CORAM :      LE JUGE ROTHSTEIN

         LE JUGE SEXTON

         LE JUGE EVANS

ENTRE :

     JOANNE M. GAUCHER,

     appelante,

ET

     SA MAJESTÉ LA REINE,

     intimée.









AUDIENCE tenue à Vancouver (Colombie-Britannique), le vendredi 3 novembre 2000.

JUGEMENT rendu à Ottawa (Ontario), le jeudi 16 novembre 2000.






MOTIFS DU JUGEMENT PRONONCÉS PAR LE JUGE ROTHSTEIN.

ONT SOUSCRIT À CES MOTIFS, LES JUGES SEXTON ET EVANS.





Date : 20001116


Dossier : A-275-00

CORAM :      LE JUGE ROTHSTEIN

         LE JUGE SEXTON

         LE JUGE EVANS

ENTRE :

     JOANNE M. GAUCHER,

     appelante,

ET

     SA MAJESTÉ LA REINE,

     intimée.


     MOTIFS DU JUGEMENT

LE JUGE ROTHSTEIN

[1]      Il s'agit en l'espèce de décider si un contribuable imposé suivant une cotisation établie à titre dérivé en application du paragraphe 160(1) de la Loi de l'impôt sur le revenu peut s'opposer à cette dernière en contestant la cotisation primaire sur laquelle se fonde la cotisation dérivée.

[2]      L'ancien mari de l'appelante a été imposé pour une somme s'élevant à environ 350 000 $. La cotisation a été confirmée par la Cour canadienne de l'impôt. Peu de temps avant que la Cour canadienne de l'impôt ne prononce cette confirmation, l'ancien mari de l'appelante a transféré la résidence à cette dernière. Quelques mois plus tard, l'ex-mari a fait faillite.

[3]      Le Ministre a par la suite imposé l'appelante en application du paragraphe 160(1) de la Loi de l'impôt sur le revenu. Selon cette disposition, lorsqu'une personne transfère des biens à une personne avec laquelle elle avait un lien de dépendance pour une somme moindre que sa contrepartie totale, le bénéficiaire et l'auteur du transfert sont solidairement responsables du paiement de l'impôt de ce dernier. Le texte du paragraphe 160(1) est ainsi rédigé :     

160. (1) Where a person has, on or after May 1, 1951, transferred property, either directly or indirectly, by means of a trust or by any other means whatever, to

(a) the person's spouse or a person who has since become the person's spouse,

(b) a person who was under 18 years of age, or

(c) a person with whom the person was not dealing at arm's length,

the following rules apply:

(d) the transferee and transferor are jointly and severally liable to pay a part of the transferor's tax under this Part for each taxation year equal to the amount by which the tax for the year is greater than it would have been if it were not for the operation of sections 74.1 to 75.1 of this Act and section 74 of the Income Tax Act, chapter 148 of the Revised Statutes of Canada, 1952, in respect of any income from, or gain from the disposition of, the property so transferred or property substituted therefor, and

(e) the transferee and transferor are jointly and severally liable to pay under this Act an amount equal to the lesser of

(i) the amount, if any, by which the fair market value of the property at the time it was transferred exceeds the fair market value at that time of the consideration given for the property, and

(ii) the total of all amounts each of which is an amount that the transferor is liable to pay under this Act in or in respect of the taxation year in which the property was transferred or any preceding taxation year,

but nothing in this subsection shall be deemed to limit the liability of the transferor under any other provision of this Act.

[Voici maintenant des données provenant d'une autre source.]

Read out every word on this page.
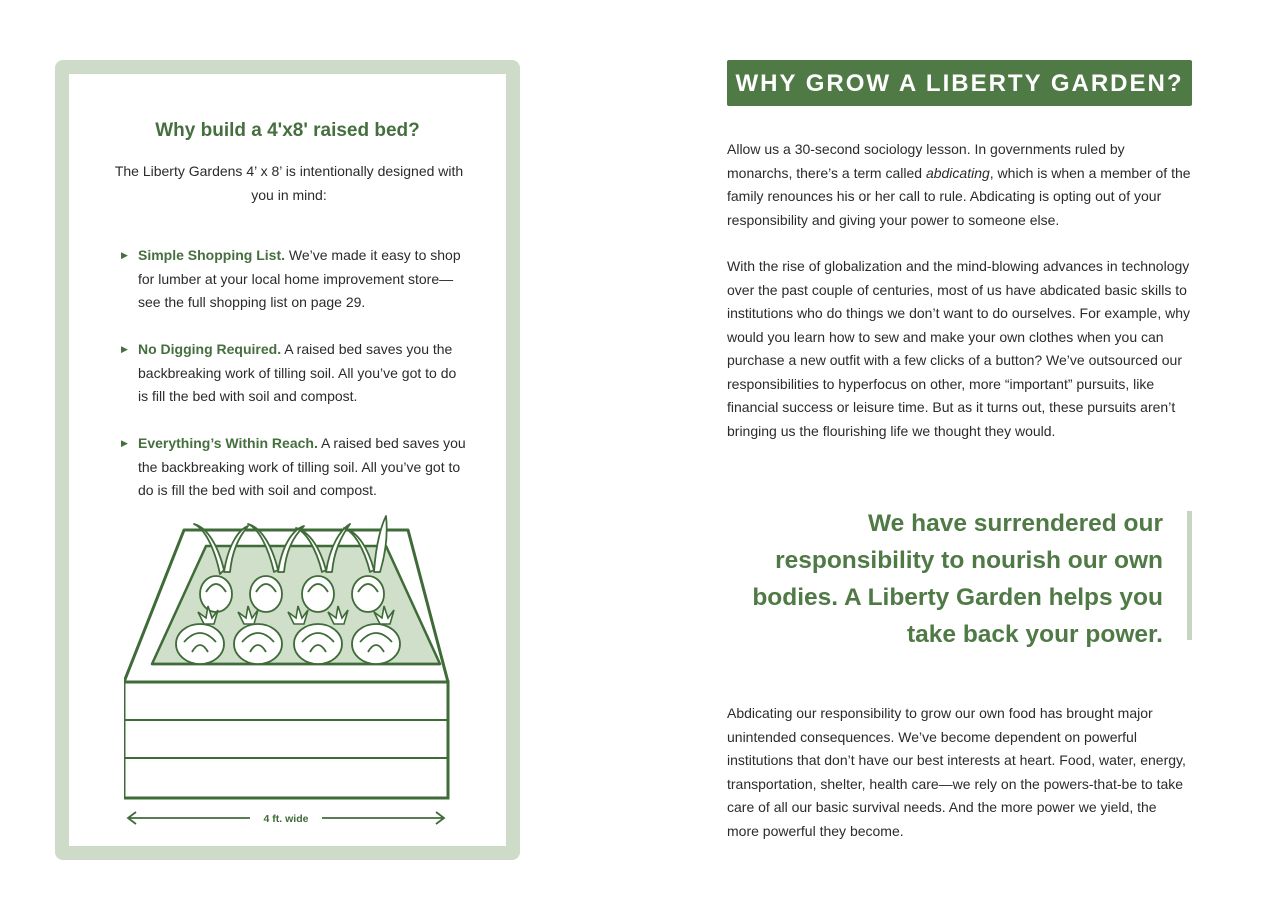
Why build a 4'x8' raised bed?
The Liberty Gardens 4’ x 8’ is intentionally designed with you in mind:
▶ Simple Shopping List. We’ve made it easy to shop for lumber at your local home improvement store—see the full shopping list on page 29.
▶ No Digging Required. A raised bed saves you the backbreaking work of tilling soil. All you’ve got to do is fill the bed with soil and compost.
▶ Everything’s Within Reach. A raised bed saves you the backbreaking work of tilling soil. All you’ve got to do is fill the bed with soil and compost.
4 ft. wide
WHY GROW A LIBERTY GARDEN?

Allow us a 30-second sociology lesson. In governments ruled by monarchs, there’s a term called abdicating, which is when a member of the family renounces his or her call to rule. Abdicating is opting out of your responsibility and giving your power to someone else.

With the rise of globalization and the mind-blowing advances in technology over the past couple of centuries, most of us have abdicated basic skills to institutions who do things we don’t want to do ourselves. For example, why would you learn how to sew and make your own clothes when you can purchase a new outfit with a few clicks of a button? We’ve outsourced our responsibilities to hyperfocus on other, more “important” pursuits, like financial success or leisure time. But as it turns out, these pursuits aren’t bringing us the flourishing life we thought they would.

We have surrendered our responsibility to nourish our own bodies. A Liberty Garden helps you take back your power.

Abdicating our responsibility to grow our own food has brought major unintended consequences. We’ve become dependent on powerful institutions that don’t have our best interests at heart. Food, water, energy, transportation, shelter, health care—we rely on the powers-that-be to take care of all our basic survival needs. And the more power we yield, the more powerful they become.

160. (1) Lorsqu'une personne a, depuis le 1er mai 1951, transféré des biens, directement ou indirectement, au moyen d'une fiducie ou de toute autre façon à l'une des personnes suivantes:

a) son conjoint ou une personne devenue depuis son conjoint;

b) une personne qui était âgée de moins de 18 ans;

c) une personne avec laquelle elle avait un lien de dépendance,

les règles suivantes s'appliquent:

d) le bénéficiaire et l'auteur du transfert sont solidairement responsables du paiement d'une partie de l'impôt de l'auteur du transfert en vertu de la présente partie pour chaque année d'imposition égale à l'excédent de l'impôt pour l'année sur ce que cet impôt aurait été sans l'application des articles 74.1 à 75.1 de la présente loi et de l'article 74 de la Loi de l'impôt sur le revenu, chapitre 148 des Statuts revisés du Canada de 1952, à l'égard de tout revenu tiré des biens ainsi transférés ou des biens y substitués ou à l'égard de tout gain tiré de la disposition de tels biens;

e) le bénéficiaire et l'auteur du transfert sont solidairement responsables du paiement en vertu de la présente loi d'un montant égal au moins élevé des montants suivants:

(i) l'excédent éventuel de la juste valeur marchande des biens au moment du transfert sur la juste valeur marchande à ce moment de la contrepartie donnée pour le bien,

(ii) le total des montants dont chacun représente un montant que l'auteur du transfert doit payer en vertu de la présente loi au cours de l'année d'imposition dans laquelle les biens ont été transférés ou d'une année d'imposition antérieure ou pour une de ces années;

aucune disposition du présent paragraphe n'est toutefois réputée limiter la responsabilité de l'auteur du transfert en vertu de quelque autre disposition de la présente loi.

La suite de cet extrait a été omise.